Analyse des
concepts de la 3ème partie ou conclusion.
... "Ainsi
tout le titre par lequel vous possédez votre bien n'est pas un titre de
nature, mais d'un établissement humain. Un autre tour d'imagination
dans ceux qui ont fait les lois vous aurait rendu pauvre; et ce n'est
que cette rencontre du hasard qui vous a fait naître, avec la fantaisie
des lois favorables à votre égard, qui vous met en possession de tous
ces biens."
Ainsi:
introduit une conclusion. Étant donné ce qui vient d'être dit,
en conséquence de ce qui vient d'être dit.
Tout
le titre: la totalité sans exception de l'acte qui vous fait
propriétaire de vos biens n'est pas fondée en nature, sur votre
condition naturelle, ce que vous êtes, mais sur ce qui a été établi
par des lois et donc sur la volonté des hommes qui se sont accordés
pour l'établir, pour l'instituer.
Le
titre: c'est la cause donnant droit à posséder, ce qui établit
ce droit. Dans sa formulation comme dans son contenu, il a pour seule
origine un établissement humain, une institution par des hommes.
Tour
d'imagination: manière d'être, aspect que présente l'imagination
à tel ou tel moment du temps, en fonction des circonstances, de la
fantaisie, du bon plaisir, et, pourquoi pas, d'un caprice du moment.
Les
lois: ce qui commande, ce qui prescrit un ordre arbitraire, par
exemple transmettre les biens à l'aîné et non au cadet.
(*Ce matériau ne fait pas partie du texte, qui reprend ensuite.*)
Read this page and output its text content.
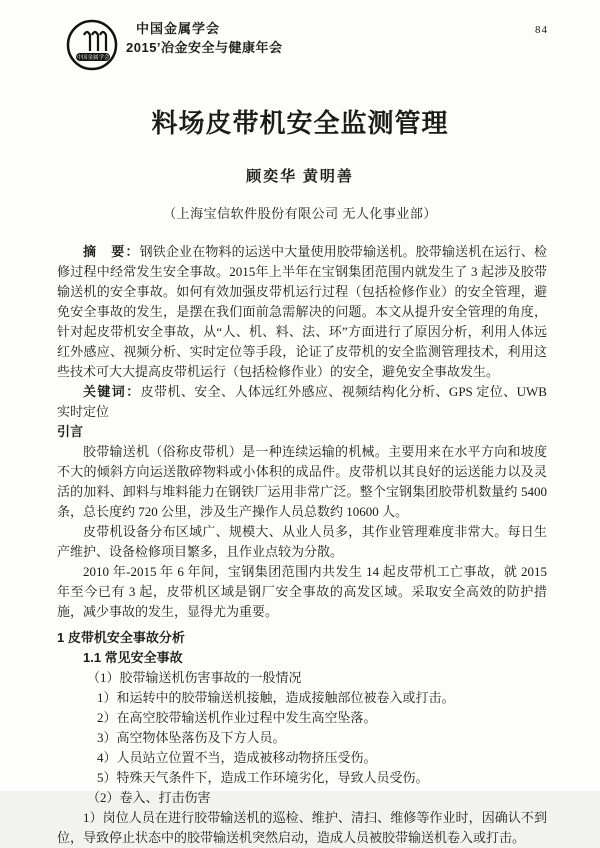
中国金属学会
中国金属学会
2015’冶金安全与健康年会
84
料场皮带机安全监测管理
顾奕华 黄明善
（上海宝信软件股份有限公司 无人化事业部）

摘　要：钢铁企业在物料的运送中大量使用胶带输送机。胶带输送机在运行、检修过程中经常发生安全事故。2015年上半年在宝钢集团范围内就发生了 3 起涉及胶带输送机的安全事故。如何有效加强皮带机运行过程（包括检修作业）的安全管理，避免安全事故的发生，是摆在我们面前急需解决的问题。本文从提升安全管理的角度，针对起皮带机安全事故，从“人、机、料、法、环”方面进行了原因分析，利用人体远红外感应、视频分析、实时定位等手段，论证了皮带机的安全监测管理技术，利用这些技术可大大提高皮带机运行（包括检修作业）的安全，避免安全事故发生。

关键词：皮带机、安全、人体远红外感应、视频结构化分析、GPS 定位、UWB 实时定位

引言

胶带输送机（俗称皮带机）是一种连续运输的机械。主要用来在水平方向和坡度不大的倾斜方向运送散碎物料或小体积的成品件。皮带机以其良好的运送能力以及灵活的加料、卸料与堆料能力在钢铁厂运用非常广泛。整个宝钢集团胶带机数量约 5400 条，总长度约 720 公里，涉及生产操作人员总数约 10600 人。

皮带机设备分布区域广、规模大、从业人员多，其作业管理难度非常大。每日生产维护、设备检修项目繁多，且作业点较为分散。

2010 年-2015 年 6 年间，宝钢集团范围内共发生 14 起皮带机工亡事故，就 2015 年至今已有 3 起，皮带机区域是钢厂安全事故的高发区域。采取安全高效的防护措施，减少事故的发生，显得尤为重要。

1 皮带机安全事故分析

1.1 常见安全事故

（1）胶带输送机伤害事故的一般情况

1）和运转中的胶带输送机接触，造成接触部位被卷入或打击。

2）在高空胶带输送机作业过程中发生高空坠落。

3）高空物体坠落伤及下方人员。

4）人员站立位置不当，造成被移动物挤压受伤。

5）特殊天气条件下，造成工作环境劣化，导致人员受伤。

（2）卷入、打击伤害

1）岗位人员在进行胶带输送机的巡检、维护、清扫、维修等作业时，因确认不到位，导致停止状态中的胶带输送机突然启动，造成人员被胶带输送机卷入或打击。
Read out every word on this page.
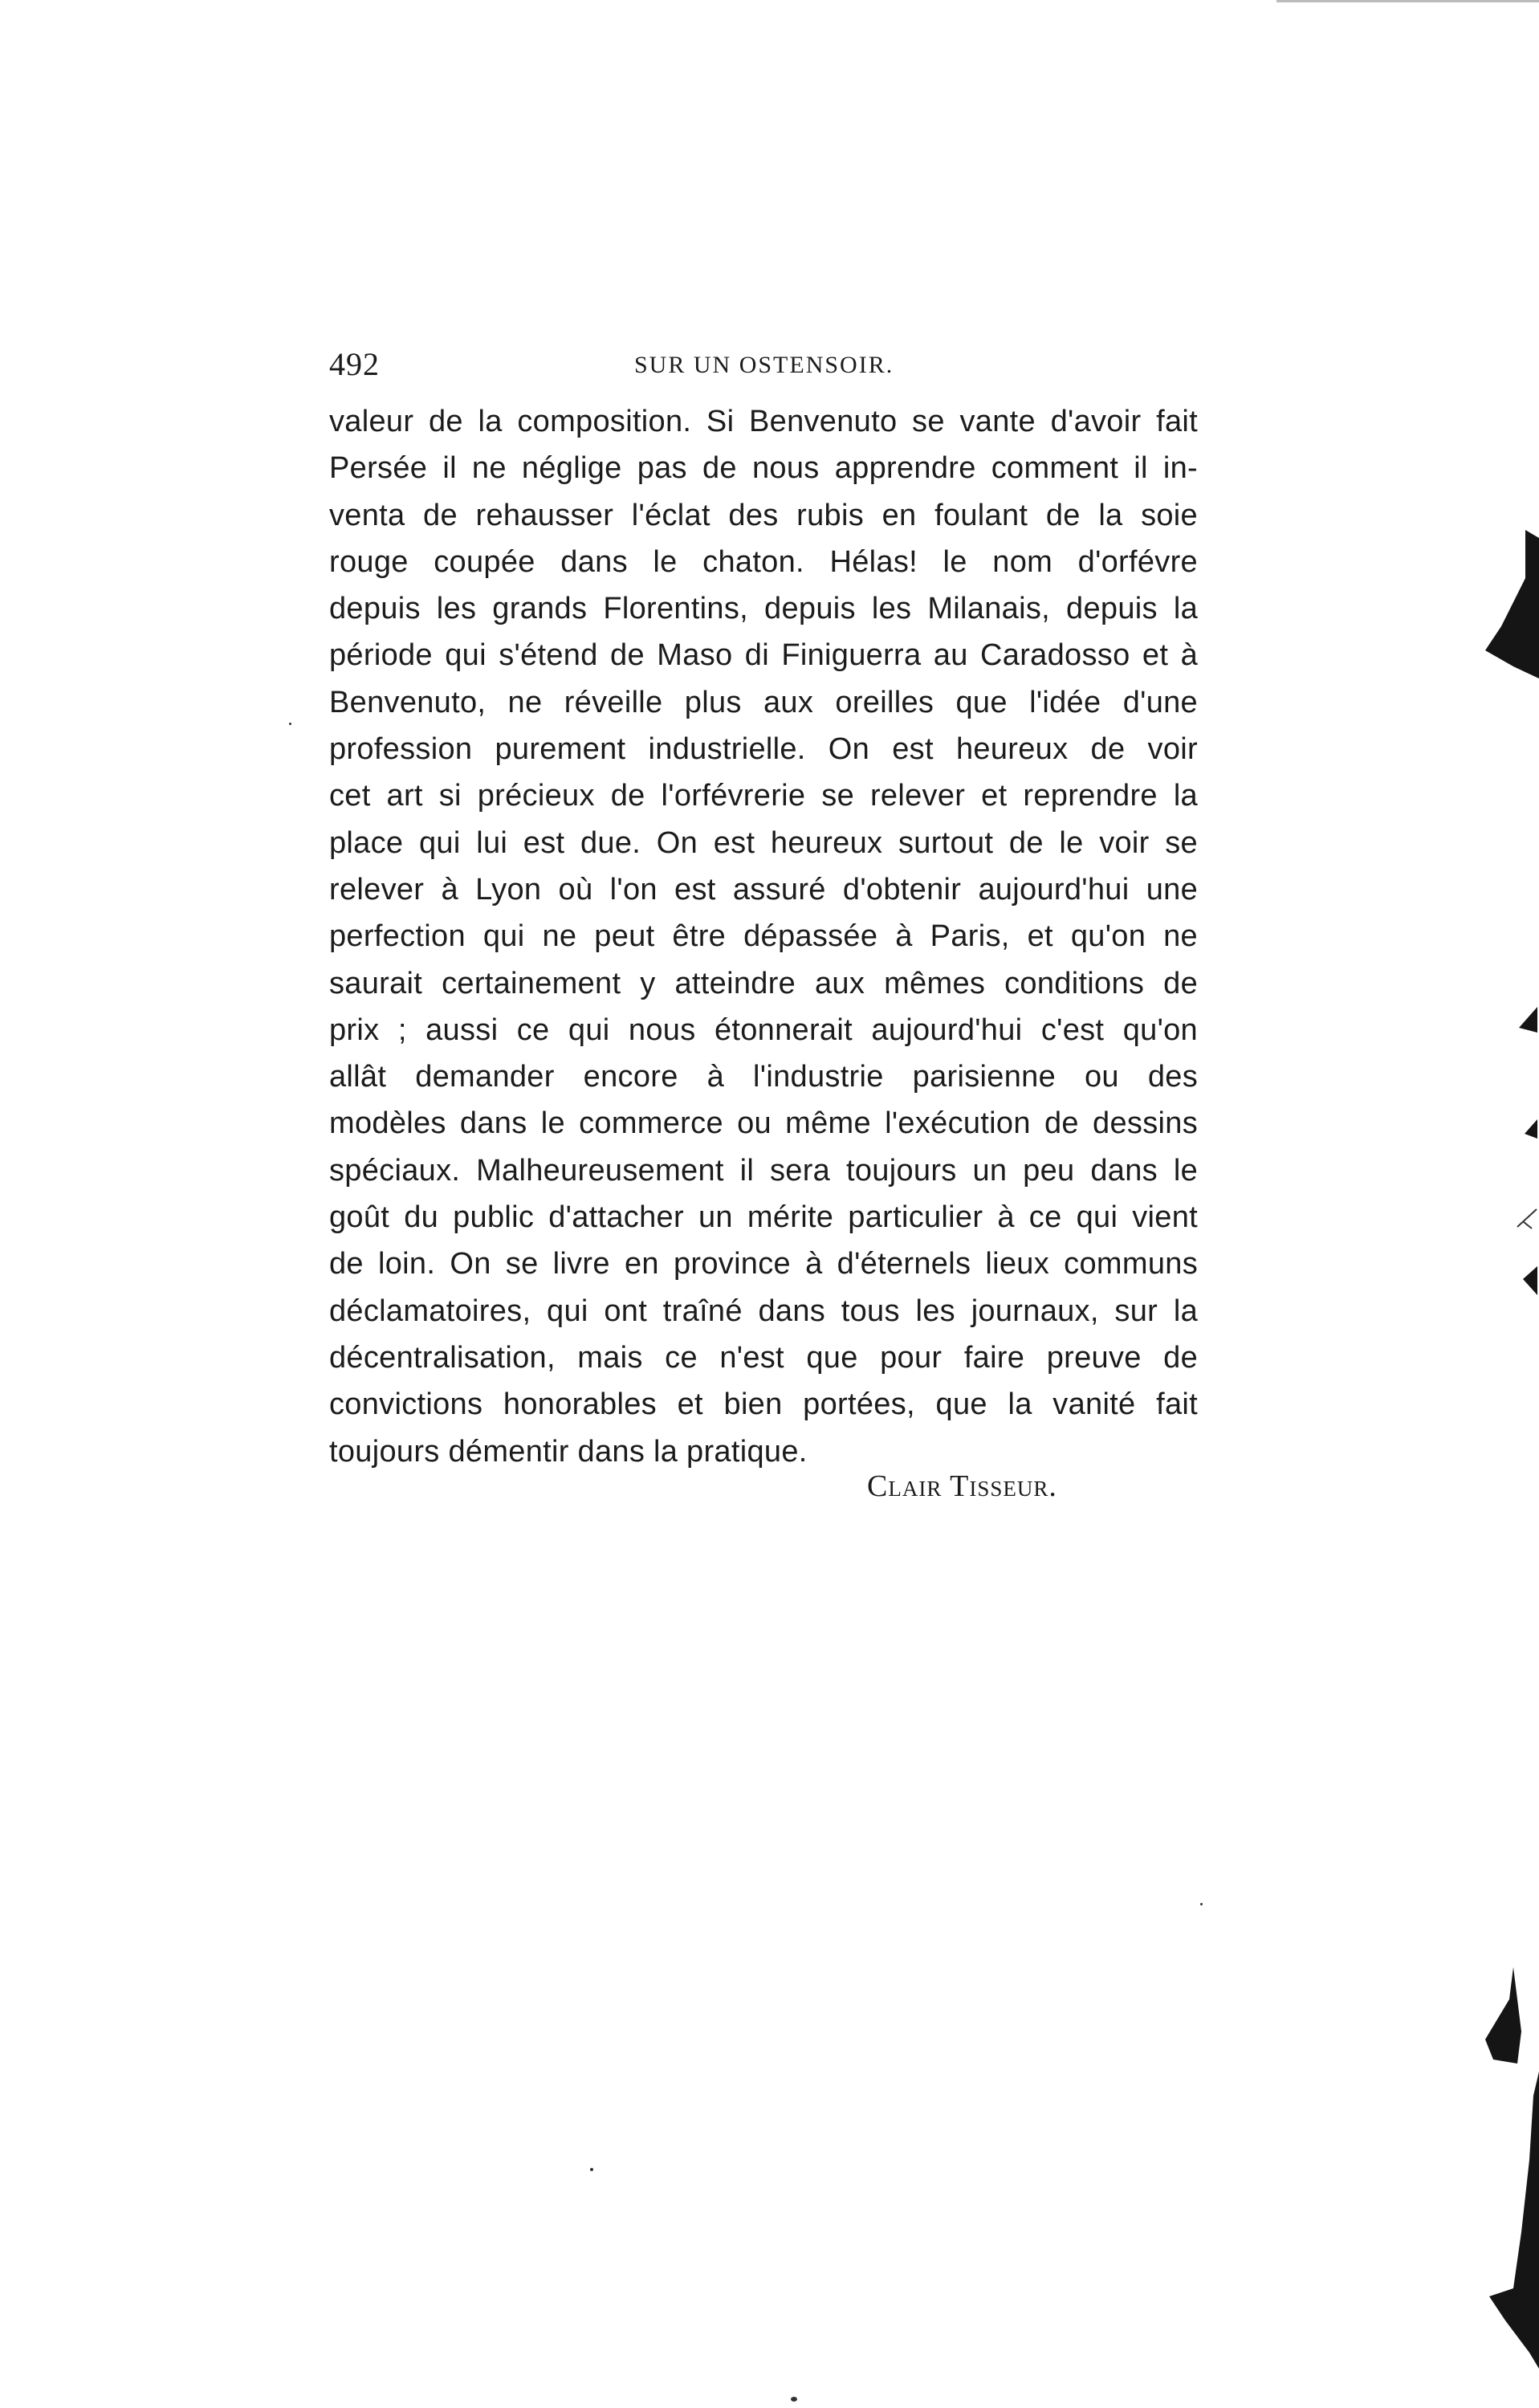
492	SUR UN OSTENSOIR.
valeur de la composition. Si Benvenuto se vante d'avoir fait
Persée il ne néglige pas de nous apprendre comment il in-
venta de rehausser l'éclat des rubis en foulant de la soie
rouge coupée dans le chaton. Hélas! le nom d'orfévre
depuis les grands Florentins, depuis les Milanais, depuis la
période qui s'étend de Maso di Finiguerra au Caradosso et à
Benvenuto, ne réveille plus aux oreilles que l'idée d'une
profession purement industrielle. On est heureux de voir
cet art si précieux de l'orfévrerie se relever et reprendre la
place qui lui est due. On est heureux surtout de le voir se
relever à Lyon où l'on est assuré d'obtenir aujourd'hui une
perfection qui ne peut être dépassée à Paris, et qu'on ne
saurait certainement y atteindre aux mêmes conditions de
prix ; aussi ce qui nous étonnerait aujourd'hui c'est qu'on
allât demander encore à l'industrie parisienne ou des
modèles dans le commerce ou même l'exécution de dessins
spéciaux. Malheureusement il sera toujours un peu dans le
goût du public d'attacher un mérite particulier à ce qui vient
de loin. On se livre en province à d'éternels lieux communs
déclamatoires, qui ont traîné dans tous les journaux, sur la
décentralisation, mais ce n'est que pour faire preuve de
convictions honorables et bien portées, que la vanité fait
toujours démentir dans la pratique.
Clair Tisseur.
Pourquoi pas
en les partageant équitablement, pourquoi au cadet et pas à l'aîné?
Parce que ce n'est pas établi.
Naître:
arriver aux rivages de lumière ici et pas ailleurs, à tel moment et
pas à tel autre moment, dans cette famille de nobles et pas dans une
famille de paysans affamés. Dans un cadre juridique qui vous est
favorable et qui légitimera la possession de tous les biens accumulés
par vos ancêtres, même si votre immense propriété n'est pas cultivée
alors que des pauvres meurent comme des mouches tout autour.
La fantaisie:
dans tous les sens du terme: ce qui est issu de l'imagination et donc ce
qui aurait pu être autre, ce qui n'est qu'oeuvre d'imagination,
comme une chimère, une irréalité née d'un caprice ou du bon plaisir
des législateurs qui imaginèrent une loi pour privilégier leurs
enfants.
Il
est toujours risqué de critiquer un auteur et, si c'est Pascal, d'un
auteur extrêmement intelligent. on peut se risquer à l'interroger pour
laisser deviner la possibilité d'une objection: on s'interroge.
Que dire du cas où les grandeurs d'établissement ne font que reconnaître
le courage d'un individu qui n'hésite pas à risquer sa vie pour défendre
ses semblables? Cette noblesse d'une conscience de soi qui s'élève
au-dessus de l'animalité en risquant consciemment sa vie n'est-elle
pas, à la fois, une grandeur naturelle qui se retrouve dans une
grandeur d'établissement?
Pour aller plus loin, on peut essayer d'imaginer la réponse que
donnerait Pascal. On ne peut établir et faire perdurer une noblesse qui
ne se transmet pas nécessairement aux enfants. Pascal maintiendrait
donc la distinction de deux ordres de grandeur en affirmant que même si
ces deux ordres sont compatibles, le noble pouvant mériter de l'estime
cela ne signifie pas que les deux ordres soient confondus.